Friday, October 12, 2018

... and then there were potato chips.

So the other day I was blogging about distractions keep us from living our lives or more specifically in my case, those which keep me from writing. Yesterday was one of those days. One of the things I really dislike about myself is my inability to adapt. I wake up with a plan for the day in my head, and if anything throws off that plan - at least on a wrong day - forget about it. Yesterday was my shopping day - I was tired from interrupted sleep and even though I knew I should only buy a few things at the grocery store, I took my shopping cart instead. I've noticed one of my bad spending habits is spending more money when I go shopping tired but also when I take my cart (good time to stock up, right?) I usually have all of my shopping done and put away by 3:30 or 4 at the latest so then exercise at 4:30. With this new schedule, no such luck. I didn't get home until after 4 so things weren't put away until 4:30. That little difference in my routine disoriented me enough to completely throw off my day. What stopped me from exercising yesterday? (well, exercising in addition to all those groceries I lugged in the house, and walking to and from the store.) Me, of course. I'm not entirely sure how to adapt to things better, but at least I'm self aware of these things now.

And then, as the title of this blog post reads... and then there were potato chips. I love potato chips. I don't typically over eat, but those are one food I could binge on and don't get me anywhere near chip dip. Yesterday my husband wanted potato chips for the weekend. I'm not supposed to eat potatoes on my diet. At all. I've learned numerous times they are not good for me. Did it stop me from eating those chips? Of course not.

So today begins, first thing in the morning I woke up two hours early and noticed immediately the furnace was not running correctly. Bonus to my exhausted, stressed out state - those potato chips I ate yesterday have entered my system and all day I've been at my wit's end... feeling as though on a cliff, just waiting for the panic attack to take hold. To make matter's worse, I didn't write yesterday aside from my daily journal so my creative energies were being stifled and dragging me into a depressed state. In short, today I'm a mess.
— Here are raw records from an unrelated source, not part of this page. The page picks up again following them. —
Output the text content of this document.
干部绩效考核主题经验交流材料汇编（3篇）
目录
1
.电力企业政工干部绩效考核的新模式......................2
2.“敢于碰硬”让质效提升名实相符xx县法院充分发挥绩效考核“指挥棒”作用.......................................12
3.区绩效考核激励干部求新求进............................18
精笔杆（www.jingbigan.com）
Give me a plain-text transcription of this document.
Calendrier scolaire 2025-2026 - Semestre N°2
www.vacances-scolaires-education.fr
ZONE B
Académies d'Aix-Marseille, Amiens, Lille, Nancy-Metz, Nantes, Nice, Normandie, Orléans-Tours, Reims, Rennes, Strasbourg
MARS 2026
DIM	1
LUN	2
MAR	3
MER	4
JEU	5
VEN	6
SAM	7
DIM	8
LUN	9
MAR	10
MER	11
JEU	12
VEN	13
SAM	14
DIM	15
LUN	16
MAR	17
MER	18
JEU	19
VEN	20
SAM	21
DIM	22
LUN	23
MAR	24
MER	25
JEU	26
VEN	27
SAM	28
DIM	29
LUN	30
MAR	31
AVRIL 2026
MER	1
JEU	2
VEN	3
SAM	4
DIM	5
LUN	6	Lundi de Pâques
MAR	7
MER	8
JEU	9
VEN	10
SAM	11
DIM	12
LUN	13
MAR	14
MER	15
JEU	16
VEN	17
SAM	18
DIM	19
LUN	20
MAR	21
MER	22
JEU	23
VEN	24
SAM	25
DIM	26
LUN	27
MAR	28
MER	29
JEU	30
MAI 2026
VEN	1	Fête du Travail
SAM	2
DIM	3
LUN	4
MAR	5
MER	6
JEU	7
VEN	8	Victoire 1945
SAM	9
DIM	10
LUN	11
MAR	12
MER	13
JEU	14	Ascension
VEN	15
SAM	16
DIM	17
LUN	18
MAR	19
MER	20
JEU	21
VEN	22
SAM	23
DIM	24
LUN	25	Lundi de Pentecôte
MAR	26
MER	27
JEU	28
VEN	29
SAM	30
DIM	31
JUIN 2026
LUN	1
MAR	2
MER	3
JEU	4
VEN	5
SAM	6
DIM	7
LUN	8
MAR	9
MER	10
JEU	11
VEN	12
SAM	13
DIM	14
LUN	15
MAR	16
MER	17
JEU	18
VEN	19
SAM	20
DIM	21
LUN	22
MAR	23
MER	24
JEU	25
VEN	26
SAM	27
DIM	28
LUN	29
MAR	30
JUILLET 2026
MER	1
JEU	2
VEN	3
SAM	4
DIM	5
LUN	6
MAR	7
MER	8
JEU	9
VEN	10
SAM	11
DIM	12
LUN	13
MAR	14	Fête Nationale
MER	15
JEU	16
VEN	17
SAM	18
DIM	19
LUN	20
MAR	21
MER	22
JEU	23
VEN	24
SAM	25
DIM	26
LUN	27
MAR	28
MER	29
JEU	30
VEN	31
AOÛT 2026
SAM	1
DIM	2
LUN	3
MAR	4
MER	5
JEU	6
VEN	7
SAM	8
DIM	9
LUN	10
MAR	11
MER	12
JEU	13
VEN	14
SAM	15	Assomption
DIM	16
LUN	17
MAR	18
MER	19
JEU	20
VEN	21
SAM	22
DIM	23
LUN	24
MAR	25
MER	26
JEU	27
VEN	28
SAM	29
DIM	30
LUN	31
But I was reflecting on my journal question of the day - what motivates you? One of the things I have found with journalism, and using these 30 day journal e-books, is I come upon questions I have much difficulty answering without some serious reflection. Which is pretty much the point, right? What motivates you, for me was not an easy question to answer and one I still need to reflect on further. My initial thought was fear - but no, really it keeps me frozen in place, quite the opposite. I was thinking back on yesterday, thinking about how just that little bit of disruption to my routine allowed me to completely throw off my plans and how it just spiraled into further bad choices. (All of these things I've read about, of course... but I'm stubborn and have to live through something to truly understand it and put the pieces together in my mind.) I really, really don't like feeling as I have today, and most days I don't. But you know what? I realized I have control of how I respond to things TODAY - I can either just soak in my misery or move ahead and get past the troubles of this morning.

So, even though I'm exhausted and fuzzy headed, I opted to write this post. Because I NEED to write. To what end, who knows? I do know it helps me, and I know it helps seeing things from a different perspective.

So often I get caught up in my future plans or past worries, I forget to live NOW.  To just accept how things are now. Easier said than done at times, but I think I'm getting better at it (otherwise, I wouldn't be writing right now.)

I'm struck by a lyric from one of my favorite bands, My Ruin, which has randomly popped into my head: The past is just the past.


Normally I feel as though I'm living my life one step forward, ten steps back.. today, right now.. it's the opposite. A few steps back, but ten steps forward.